OBJECTIVE: This study aimed to investigate whether children with Down syndrome (DS) have a lower K/G ratio, a primary variable derived from the FDHO model, than typically developing children during overground and treadmill walking, and whether children with DS can adapt the K/G ratio to walking speeds, external ankle load and a treadmill setting.

DESIGN: A cross-sectional study design that included 26 children with and without DS aged 7-10 years for overground walking and 20 of them for treadmill walking in a lab setting.

METHODS: During overground walking, participants walked at two speeds: normal and their fastest speed. During treadmill walking, participants walked at 75% and 100% of the preferred overground speed. Two load conditions were manipulated for both overground and treadmill walking: no load and ankle load that was equal to 2% of body mass on each side.

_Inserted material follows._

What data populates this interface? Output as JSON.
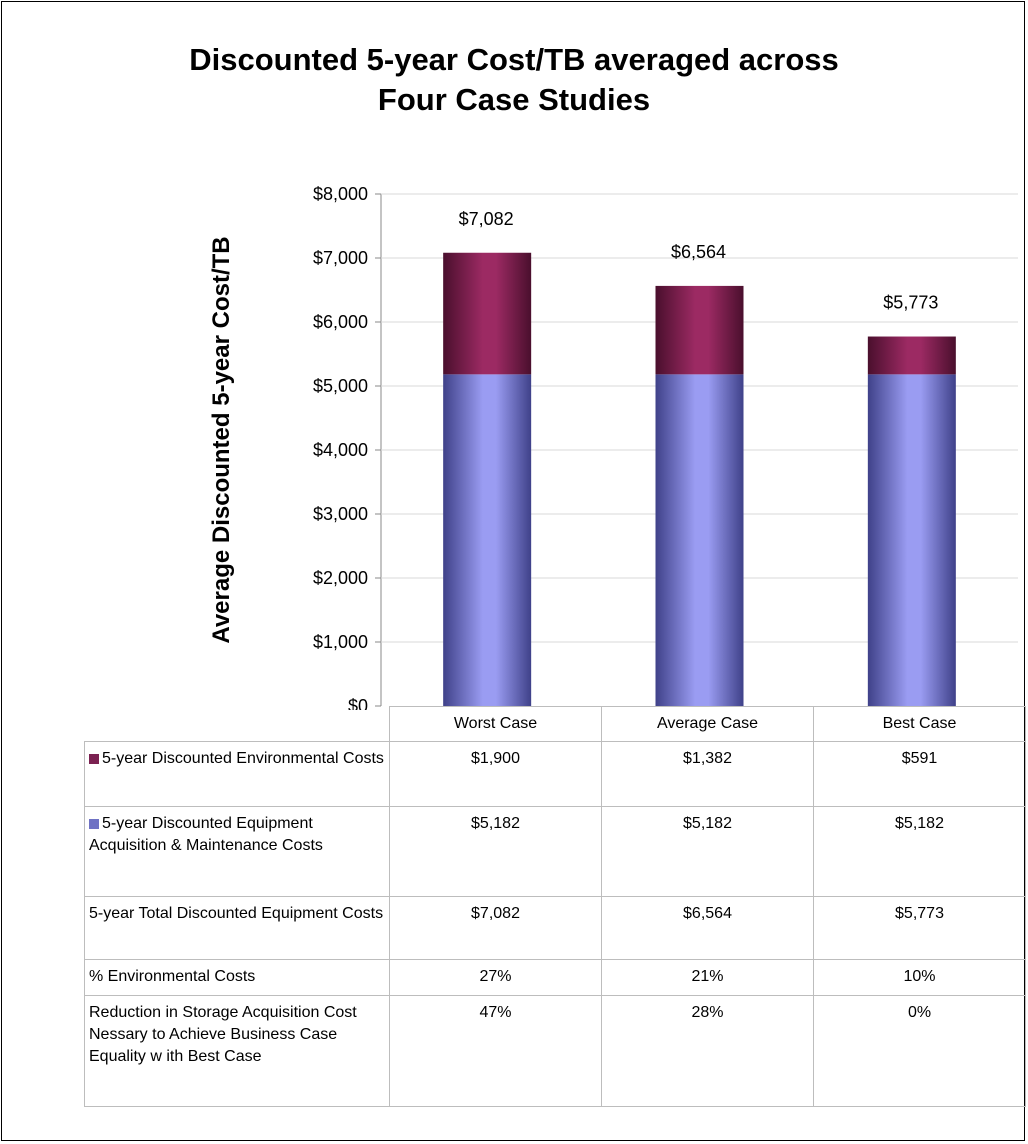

RESULTS: Children with DS showed a similar K/G ratio as their healthy peers and increased this ratio with walking speed regardless of ankle load during overground walking. Children with DS produced a lower K/G ratio at the fast speed of treadmill walking without ankle load, but ankle load helped them produce a similar K/G ratio as their healthy peers. LIMITATIONS: The FDHO model cannot specify what muscles are used and how muscles are coordinated for a given motor task.

CONCLUSIONS: Children with DS show similar elastic property of general muscular activity as their healthy peers during overground walking. External ankle load helps children with DS increase general muscular activity and match their healthy peers while walking fast on a treadmill.